Real Estate @ The Kazimier, Liverpool 21.10.14

Pre-eminent US indie rock quintet on estimable live form, Alvvays supply excellent support

Oct 24th, 2014 at The Kazimier / By Richard Lewis
Real Estate @ The Kazimier, Liverpool 21.10.14 WaVVEs, Chvrches, Alvvays. We are clearly living through another micro genre: typo-pop. Being able to afford laptops with functioning keyboards will surely be on the near-horizon for the present group, with their eponymous debut album having sizeable praise thrown at it, the Toronto natives C86 inspired indie pop has proved excellent alternative radio fodder.

Successfully keeping to the right side of twee, remaining plaintive without tipping over into cloying, a sprint through the treblely arpeggio/airborne chorus of splendid current single ‘Next Of Kin’ shares the winner’s podium for ‘Archie, Marry Me’ as the highlight of Alvvays' compact set. Another album and a few more miles on the live circuit, if the quintet haven’t stepped up to headlining venues of this size within the next couple of years something has seriously gone awry. Wonderfvl.

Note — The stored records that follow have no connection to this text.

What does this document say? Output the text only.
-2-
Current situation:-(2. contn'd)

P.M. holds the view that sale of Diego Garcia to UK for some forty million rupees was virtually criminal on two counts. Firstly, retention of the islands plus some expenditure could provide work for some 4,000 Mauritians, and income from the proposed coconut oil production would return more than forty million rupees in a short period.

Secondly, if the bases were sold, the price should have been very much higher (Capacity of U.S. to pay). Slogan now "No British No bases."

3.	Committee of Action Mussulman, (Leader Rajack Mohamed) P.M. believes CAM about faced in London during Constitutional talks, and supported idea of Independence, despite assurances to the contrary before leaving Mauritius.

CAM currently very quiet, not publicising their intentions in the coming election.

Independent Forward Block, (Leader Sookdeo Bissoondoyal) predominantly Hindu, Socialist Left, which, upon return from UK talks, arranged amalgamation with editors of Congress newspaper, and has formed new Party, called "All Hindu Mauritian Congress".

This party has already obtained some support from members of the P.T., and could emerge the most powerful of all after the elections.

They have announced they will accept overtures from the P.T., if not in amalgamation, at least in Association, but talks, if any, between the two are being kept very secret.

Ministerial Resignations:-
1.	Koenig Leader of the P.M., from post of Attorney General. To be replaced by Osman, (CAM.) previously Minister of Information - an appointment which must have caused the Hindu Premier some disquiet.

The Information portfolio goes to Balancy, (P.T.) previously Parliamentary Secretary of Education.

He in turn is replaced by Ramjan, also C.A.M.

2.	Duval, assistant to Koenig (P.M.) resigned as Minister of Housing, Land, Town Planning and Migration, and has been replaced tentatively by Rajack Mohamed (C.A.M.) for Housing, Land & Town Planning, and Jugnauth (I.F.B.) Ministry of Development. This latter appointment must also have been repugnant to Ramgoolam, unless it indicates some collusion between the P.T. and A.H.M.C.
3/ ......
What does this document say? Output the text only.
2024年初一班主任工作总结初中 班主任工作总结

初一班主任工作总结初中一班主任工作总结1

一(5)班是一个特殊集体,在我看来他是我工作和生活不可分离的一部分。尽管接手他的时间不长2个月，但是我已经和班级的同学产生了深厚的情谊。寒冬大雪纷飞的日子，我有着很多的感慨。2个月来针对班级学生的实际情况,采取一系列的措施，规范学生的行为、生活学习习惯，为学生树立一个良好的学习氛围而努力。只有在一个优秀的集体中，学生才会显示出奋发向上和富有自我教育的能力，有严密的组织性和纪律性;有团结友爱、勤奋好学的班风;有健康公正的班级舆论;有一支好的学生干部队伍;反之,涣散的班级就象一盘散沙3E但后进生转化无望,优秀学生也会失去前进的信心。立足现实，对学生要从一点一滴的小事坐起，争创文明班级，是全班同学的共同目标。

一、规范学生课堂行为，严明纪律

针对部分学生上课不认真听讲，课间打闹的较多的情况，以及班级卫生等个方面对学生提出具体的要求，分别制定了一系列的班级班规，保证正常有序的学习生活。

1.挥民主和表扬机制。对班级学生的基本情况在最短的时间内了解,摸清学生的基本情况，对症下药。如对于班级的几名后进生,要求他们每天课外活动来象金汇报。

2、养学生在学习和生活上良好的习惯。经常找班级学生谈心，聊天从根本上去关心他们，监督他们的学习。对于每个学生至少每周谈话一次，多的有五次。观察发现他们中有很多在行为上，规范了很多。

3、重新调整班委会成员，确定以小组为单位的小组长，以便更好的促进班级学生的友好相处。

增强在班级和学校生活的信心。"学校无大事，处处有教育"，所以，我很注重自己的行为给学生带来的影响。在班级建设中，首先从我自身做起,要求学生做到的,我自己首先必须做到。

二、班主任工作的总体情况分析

‘Did you hear we just had Clinic on then?’ Real Estate bassist Alex Bleeker asks the crowd at the top of the set referring to the tunes by the be-masked Merseyside psych vets played between groups. ‘Biggest band to come out of Liverpool!’ he states to knowing laughter.

The Brooklyn/New Jersey crew’s first time through the city, with the bulk of the set understandably drawn from this year’s superlative third LP Atlas, lead singer Martin Courtney who somehow manages to look like Thurston Moore, Jarvis Cocker and Louis Theroux sometimes simultaneously depending on how the stage lights hit him, leads the group through a smorgasbord of gorgeous jangle pop confections.

The recent likes of ‘Had to Hear You’ and 'Talking Backwards’ sound as though they could have been cut back in the day at Fort Apache Studios, the Cambridge, Massachusetts wellspring of what used to be termed college rock that provided recording space for Black Francis, Evan, Juliana, Tanya, Lou, Kristen and Kim and scores of other American alt rock wunderkinds.

Stepping up to the mic Bleeker leads the five piece through an excellent ‘How I Might Live’ while Atlas’s beatific concluding cut ‘Navigator’ outstrips even the recorded version, the set sashaying past with effortless élan, powered by the cool restraint of sticksman Jackson Pollis. Elsewhere the descending riff of ‘It’s Real’ from 2011 LP Days garners possibly the loudest cheer of the night, showcasing the most accessible chorus the band has penned to date.

Some 75 minutes later in what seems to have been a quarter of the time the house lights flicker on and five piece ascend the steps to the dressing room. Merseyside decisively conquered then, with fellow diviners of shimmering jangle pop R.E.M. now defunct, on this form Real Estate’s fourth opus might well prove to be their breakthrough equivalent of Lifes Rich Pageant.